A reproducible, production-minded guide to configuring Ubuntu for performance and AI/ML workloads.
This repository documents real-world system tuning decisions across CPU, GPU, memory, and Python environments — with an emphasis on correctness, stability, and maintainability.
Rather than focusing on tool installation alone, this guide treats the operating system as part of the engineering surface area.
-
CPU performance tuning
- Power profiles and governor behavior
- Safe performance configuration using OS-supported mechanisms
-
NVIDIA GPU setup
- PRIME (Optimus) configuration
- CUDA-ready driver usage
- Explicit verification of GPU-backed computation
-
Python AI/ML environment
- Virtual environments (PEP 668–compliant)
- CUDA-enabled PyTorch installation
- Clean separation from system Python
-
Memory & swap optimization
- Swap configuration for ML workloads
- Swappiness tuning and trade-offs
-
Verification & validation
- Scripts to confirm system state
- Minimal GPU-backed computation tests
-
Cleanup & system hygiene
- Removal of setup-only dependencies
- Log and package cleanup for long-term stability
This repository is guided by a few core principles:
-
Correctness over shortcuts
Prefer OS-supported mechanisms over brittle tweaks. -
Reproducibility
Steps should work consistently on fresh Ubuntu installs. -
Graceful degradation
Systems without NVIDIA GPUs should still function correctly. -
Explicit trade-offs
Performance decisions are documented, not hidden.
This setup has been validated on the following configuration:
- Ubuntu 24.04 LTS
- Intel CPU
- NVIDIA GPU (Optimus / PRIME)
- Python 3.12
- PyTorch with CUDA support
The scripts are written to degrade gracefully on systems without NVIDIA GPUs.

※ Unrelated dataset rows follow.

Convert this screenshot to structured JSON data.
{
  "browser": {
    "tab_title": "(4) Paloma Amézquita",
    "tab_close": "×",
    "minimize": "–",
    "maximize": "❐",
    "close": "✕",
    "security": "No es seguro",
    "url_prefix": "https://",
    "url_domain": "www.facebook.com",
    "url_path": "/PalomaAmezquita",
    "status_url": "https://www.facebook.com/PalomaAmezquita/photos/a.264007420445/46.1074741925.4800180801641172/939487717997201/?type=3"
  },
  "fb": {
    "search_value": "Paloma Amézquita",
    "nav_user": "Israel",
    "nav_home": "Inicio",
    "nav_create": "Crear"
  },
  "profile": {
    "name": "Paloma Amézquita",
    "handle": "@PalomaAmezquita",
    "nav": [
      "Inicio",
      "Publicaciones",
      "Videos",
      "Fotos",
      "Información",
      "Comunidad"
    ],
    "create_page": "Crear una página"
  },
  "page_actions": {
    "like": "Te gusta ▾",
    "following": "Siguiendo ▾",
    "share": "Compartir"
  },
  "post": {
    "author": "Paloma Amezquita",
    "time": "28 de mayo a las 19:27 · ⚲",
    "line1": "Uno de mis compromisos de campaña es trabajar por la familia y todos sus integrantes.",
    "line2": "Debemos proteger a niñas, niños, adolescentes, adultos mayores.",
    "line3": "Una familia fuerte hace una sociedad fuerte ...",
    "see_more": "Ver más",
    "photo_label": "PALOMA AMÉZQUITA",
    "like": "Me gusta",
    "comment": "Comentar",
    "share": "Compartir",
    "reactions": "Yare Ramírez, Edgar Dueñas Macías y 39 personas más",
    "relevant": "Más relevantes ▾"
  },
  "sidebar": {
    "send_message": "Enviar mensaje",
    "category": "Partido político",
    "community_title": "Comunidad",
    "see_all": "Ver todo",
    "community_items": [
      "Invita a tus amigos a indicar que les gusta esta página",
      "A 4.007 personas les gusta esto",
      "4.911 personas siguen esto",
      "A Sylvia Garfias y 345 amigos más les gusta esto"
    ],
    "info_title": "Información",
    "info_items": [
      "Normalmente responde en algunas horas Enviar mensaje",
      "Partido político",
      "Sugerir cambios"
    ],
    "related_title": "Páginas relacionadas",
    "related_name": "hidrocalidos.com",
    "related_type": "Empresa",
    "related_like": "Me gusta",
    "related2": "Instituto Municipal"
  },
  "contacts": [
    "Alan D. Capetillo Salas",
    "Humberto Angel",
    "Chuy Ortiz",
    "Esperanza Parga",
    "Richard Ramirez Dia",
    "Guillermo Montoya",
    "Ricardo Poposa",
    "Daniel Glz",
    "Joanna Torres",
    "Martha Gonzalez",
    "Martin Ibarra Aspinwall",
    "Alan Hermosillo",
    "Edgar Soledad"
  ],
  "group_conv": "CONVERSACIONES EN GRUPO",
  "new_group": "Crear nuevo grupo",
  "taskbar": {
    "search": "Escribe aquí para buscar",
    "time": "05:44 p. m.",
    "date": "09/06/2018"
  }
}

Clone the repository and run:
bash scripts/setup.sh
bash scripts/verify.shThe setup script configures performance defaults and creates an isolated Python environment for AI/ML work. The verification script confirms CPU, memory, and GPU behavior.
Performance validation and GPU verification results are documented in:
These benchmarks focus on correctness and observability rather than peak theoretical performance.
ubuntu-performance-ml-setup/
├── README.md
├── Benchmarks.md
├── scripts/
│ ├── setup.sh # System setup & performance tuning
│ ├── verify.sh # Validate CPU, GPU, memory state
│ └── cleanup.sh # Remove setup-only dependencies
├── examples/
│ └── gpu_test.py # Minimal CUDA-backed PyTorch test
└── docs/
├── architecture.md # System design philosophy
├── tradeoffs.md # Performance trade-offs
├── case-study.md # Real-world debugging case study
├── lessons-learned.md # Key engineering takeaways
├── design-decisions.md # Explicit design decisions
└── common-pitfalls.md # Common failure modes to avoid
Most guides focus on getting things to run.
In practice, performance and stability issues often come from:
- CPU power states
- Memory pressure and swap behavior
- GPU offload configuration
- Python packaging boundaries
This repository exists to make those details explicit — and to provide a clean, explainable baseline that can be extended for real workloads.
A short real-world case study is available in
docs/case-study.md.
This guide may be useful if you:
- Work on Linux-based development or ML systems
- Use NVIDIA GPUs on Ubuntu
- Care about system-level performance and correctness
- Want a clean, reproducible workstation setup
- Prefer understanding trade-offs over applying opaque tweaks
Vikram Pratap Singh
- GitHub: https://github.com/vikram2327
- LinkedIn: https://www.linkedin.com/in/vikrampratapsingh2
This repository is intentionally conservative:
- It avoids unsupported kernel or driver hacks
- It respects OS-level Python packaging rules
- It favors debuggability and predictability over maximum theoretical performance
The goal is a system that remains understandable, stable, and reproducible over time.